The Dawes Plan, implemented in 1924, aimed to improve the European economy, specifically by normalizing the German economy through:
- Stabilizing the German currency.
- Regulating the payment of war reparations.
- Having Americans help revive the German economy.
Germany created a new currency.
U.S. Economic Growth: Features
- Increased production and lower prices.
- Promotion of new industrial sectors.
The Situation in Europe
- France: Industrial growth.
- United Kingdom: Economic stagnation.
- Germany: Crisis until 1925, followed by subsequent recovery.
The Crisis of 1929
Causes
- Crisis in the industrial and construction sectors.
- Increased stock market speculation.
- The rise of the stock market did not reflect the actual state of the economy.
The Stock Market Crash
On Black Thursday, 13 million shares were offered for sale without any buyers. The value of the shares plummeted.
Consequences
In the U.S., the crisis led to:
- Destruction of savings.
- Decreased consumption and investment.
- Collapse of the financial system, with thousands of banks closing.
- Massive business failures.
- Increased unemployment.
The crisis spread globally, with the following consequences:
- The United States withdrew its investments from Europe, causing the European economy to sink.
- Countries implemented protectionist barriers, hindering international trade.
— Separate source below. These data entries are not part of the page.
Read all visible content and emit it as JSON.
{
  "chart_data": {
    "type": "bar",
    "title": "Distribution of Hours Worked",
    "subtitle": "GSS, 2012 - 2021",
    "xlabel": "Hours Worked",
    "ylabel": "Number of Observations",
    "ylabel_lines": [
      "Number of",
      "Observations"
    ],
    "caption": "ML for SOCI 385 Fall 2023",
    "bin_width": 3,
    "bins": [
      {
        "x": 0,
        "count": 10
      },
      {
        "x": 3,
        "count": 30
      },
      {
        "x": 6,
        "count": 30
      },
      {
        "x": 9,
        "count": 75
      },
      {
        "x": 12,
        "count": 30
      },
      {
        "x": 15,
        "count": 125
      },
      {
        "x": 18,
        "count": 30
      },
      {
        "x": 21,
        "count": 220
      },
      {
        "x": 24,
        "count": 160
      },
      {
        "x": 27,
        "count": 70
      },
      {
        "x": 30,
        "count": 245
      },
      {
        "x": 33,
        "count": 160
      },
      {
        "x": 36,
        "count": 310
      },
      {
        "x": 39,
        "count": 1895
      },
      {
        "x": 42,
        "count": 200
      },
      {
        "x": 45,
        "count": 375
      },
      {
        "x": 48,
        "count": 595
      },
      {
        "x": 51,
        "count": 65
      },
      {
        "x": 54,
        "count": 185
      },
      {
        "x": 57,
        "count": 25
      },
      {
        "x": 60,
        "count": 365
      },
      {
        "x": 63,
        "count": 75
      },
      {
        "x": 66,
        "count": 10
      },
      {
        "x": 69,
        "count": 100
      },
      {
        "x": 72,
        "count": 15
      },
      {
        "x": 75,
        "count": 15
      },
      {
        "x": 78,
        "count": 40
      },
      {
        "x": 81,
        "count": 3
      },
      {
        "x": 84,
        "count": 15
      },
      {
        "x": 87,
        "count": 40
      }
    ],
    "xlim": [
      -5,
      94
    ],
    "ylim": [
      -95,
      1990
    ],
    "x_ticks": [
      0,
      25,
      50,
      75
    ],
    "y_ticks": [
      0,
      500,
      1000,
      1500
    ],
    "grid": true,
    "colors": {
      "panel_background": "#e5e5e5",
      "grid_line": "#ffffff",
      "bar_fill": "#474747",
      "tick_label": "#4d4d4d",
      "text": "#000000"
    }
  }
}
The Great Depression of the 1930s
First Steps
- Failure of deflationary policies.
- Increased protectionism and failure to reach an agreement between countries to tackle the crisis collectively.
National Policies
The U.S. and the New Deal
In 1933, Democrat Franklin D. Roosevelt became President of the United States during a severe economic crisis. Roosevelt launched a program of state economic intervention known as the New Deal. Between 1933 and 1938, a series of measures were adopted to combat deflation, revive the economy, and create jobs:
- A program was launched to clean up the banking system.
- A program of heavy investment in public works was undertaken to revitalize the economy and create jobs.
- Attempts were made to reduce agricultural production to raise farm product prices and rebuild farm incomes.
- Big business was favored in the industry, eliminating competition, increasing prices, and stimulating investment.
- Employers were forced to accept social improvements:
- Fixing of a minimum wage.
- Limitation of working hours.
Old-age pensions and disability insurance were created, laying the foundations of the welfare state. While the New Deal helped stop the worst effects of poverty, it could not fully restore production levels, and unemployment was not completely eliminated.
United Kingdom
- Increased protectionism and trade agreements with the colonies.
France
- Public works program to promote employment.
- Working arrangements to improve the living standards of employees.
Germany
- State control of the economy.
- Autarky (an economic policy where a country produces everything it needs using its own resources, without resorting to imports).
- Promotion of public works and the armament industry to eliminate unemployment.